2D (upper line) and 3D (bottom line) representations of the solutions $P(x,t)$ of the inhomogeneous FPE for free particle with parameters ${\gamma }_q{l}_0=0$ (usual case), 0.2 and 0.4. An asymmetry with respect to $x=0$ increases with ${\gamma }_q{l}_0$. The divergence of Eq. (22) for $x\to x_d=-1/{\gamma }_q$ implies a diffusion limited to the interval $x<x_d$. Notice that the space and time axis of the 3D plots are inverted (increase from right to left), for a better visualization.

Figure 2

3D representation of $P(x,t)$ for ${\gamma }_q{l}_0={10}^2$ showing that diffusion is stopped at $x=0$ for sufficiently high values of ${\gamma }_q{l}_0$ (illustrated with $x_d=-{10}^{-2})$ for a better visualization.

Figure 3

Plot of $\langle {\left(\mathrm{\Delta }x\right)}^2\left(t\right)\rangle =\langle x^2\left(t\right)\rangle -{\langle x\left(t\right)\rangle }^2$ as a function of time for a free particle.

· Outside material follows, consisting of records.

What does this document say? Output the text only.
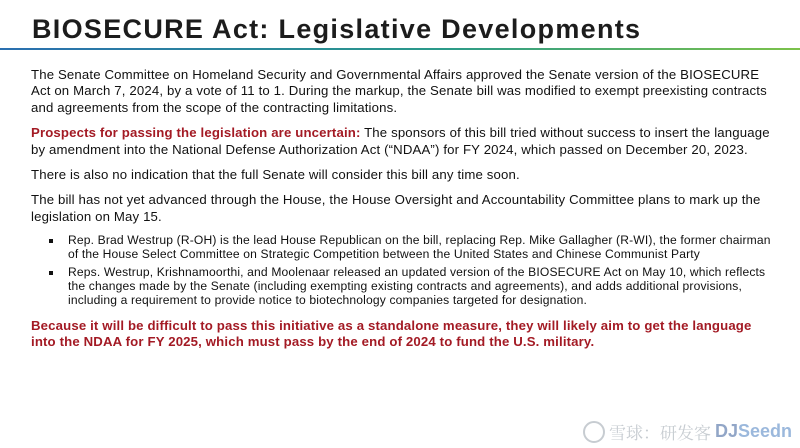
BIOSECURE Act: Legislative Developments

The Senate Committee on Homeland Security and Governmental Affairs approved the Senate version of the BIOSECURE Act on March 7, 2024, by a vote of 11 to 1. During the markup, the Senate bill was modified to exempt preexisting contracts and agreements from the scope of the contracting limitations.

Prospects for passing the legislation are uncertain: The sponsors of this bill tried without success to insert the language by amendment into the National Defense Authorization Act (“NDAA”) for FY 2024, which passed on December 20, 2023.

There is also no indication that the full Senate will consider this bill any time soon.

The bill has not yet advanced through the House, the House Oversight and Accountability Committee plans to mark up the legislation on May 15.

Rep. Brad Westrup (R-OH) is the lead House Republican on the bill, replacing Rep. Mike Gallagher (R-WI), the former chairman of the House Select Committee on Strategic Competition between the United States and Chinese Communist Party
Reps. Westrup, Krishnamoorthi, and Moolenaar released an updated version of the BIOSECURE Act on May 10, which reflects the changes made by the Senate (including exempting existing contracts and agreements), and adds additional provisions, including a requirement to provide notice to biotechnology companies targeted for designation.

Because it will be difficult to pass this initiative as a standalone measure, they will likely aim to get the language into the NDAA for FY 2025, which must pass by the end of 2024 to fund the U.S. military.

雪球：研发客 DJSeedn
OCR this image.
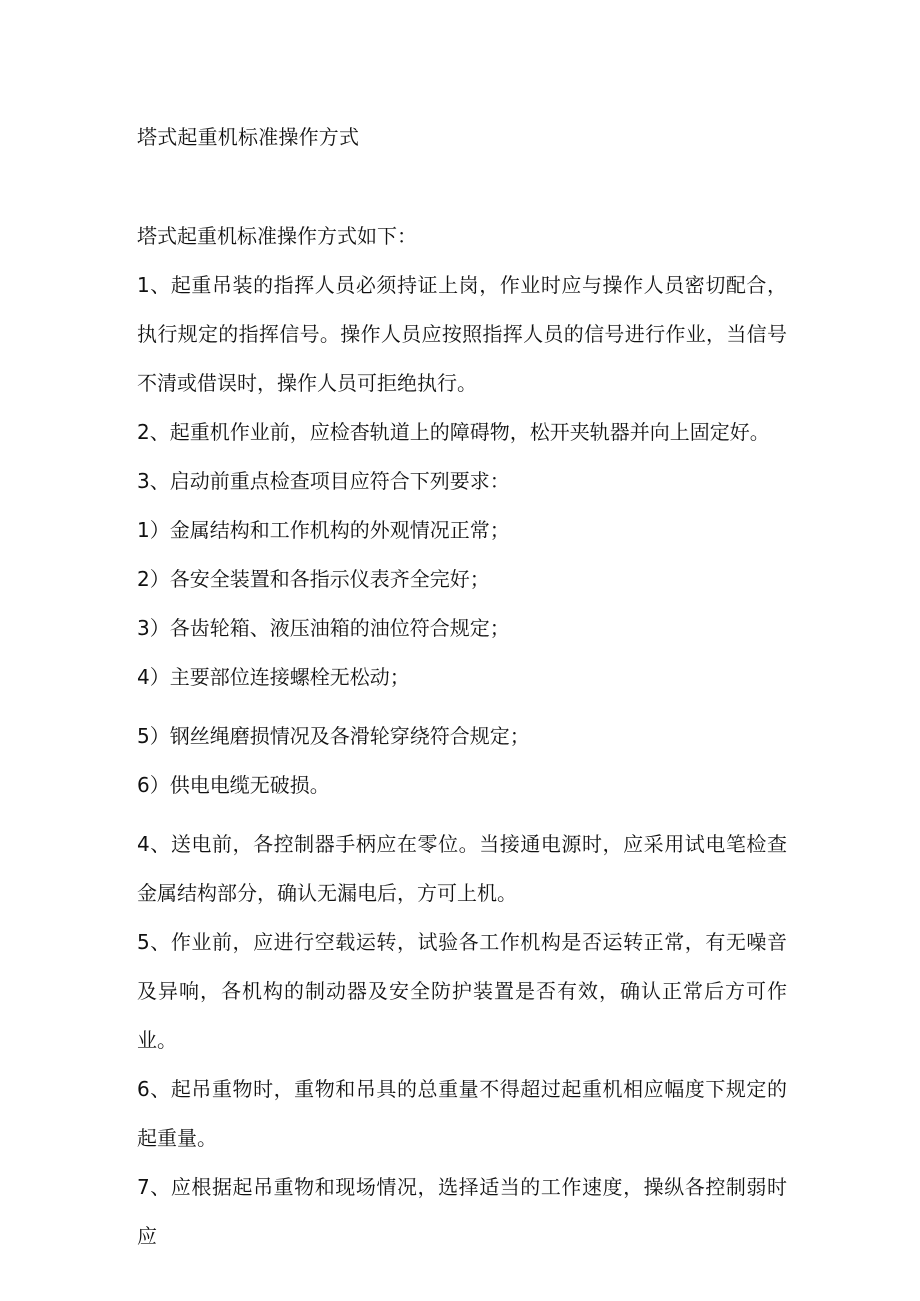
塔式起重机标准操作方式

塔式起重机标准操作方式如下：

1、起重吊装的指挥人员必须持证上岗，作业时应与操作人员密切配合，执行规定的指挥信号。操作人员应按照指挥人员的信号进行作业，当信号不清或借误时，操作人员可拒绝执行。

2、起重机作业前，应检杳轨道上的障碍物，松开夹轨器并向上固定好。

3、启动前重点检查项目应符合下列要求：

1）金属结构和工作机构的外观情况正常；

2）各安全装置和各指示仪表齐全完好；

3）各齿轮箱、液压油箱的油位符合规定；

4）主要部位连接螺栓无松动；

5）钢丝绳磨损情况及各滑轮穿绕符合规定；

6）供电电缆无破损。

4、送电前，各控制器手柄应在零位。当接通电源时，应采用试电笔检查金属结构部分，确认无漏电后，方可上机。

5、作业前，应进行空载运转，试验各工作机构是否运转正常，有无噪音及异响，各机构的制动器及安全防护装置是否有效，确认正常后方可作业。

6、起吊重物时，重物和吊具的总重量不得超过起重机相应幅度下规定的起重量。

7、应根据起吊重物和现场情况，选择适当的工作速度，操纵各控制弱时应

Normal diffusion behavior, $\langle {\left(\mathrm{\Delta }x\right)}^2\rangle \approx \mathrm{\Gamma }t$, is observed for $t/\tau \ll 1, \forall {\gamma }_q{l}_0$, and exponential hyperdiffusion, $\langle {\left(\mathrm{\Delta }x\right)}^2\rangle \propto e^{2t/\tau }$, for $t/\tau \gg 1$.

Figure 4

FPE for an inhomogeneous media with a linear potential. (a) Stationary solution for different values of ${\sigma }_0{\gamma }_q$. Similarly to the free particle (see Fig. 1), asymmetry in the PDF is observed. (b) Entropy $\mathcal{S}$ of the system (black line), the contribution of the entropy of the particles $S_{\text{BG}}$ (blue dashed line), and the contribution of the medium, $-\langle ln(1+{\gamma }_{q}x)\rangle$, (red dash-dot line), (see Eq. (66)), as a function of the inhomogeneity of the medium, controlled by ${\gamma }_q{\sigma }_0$.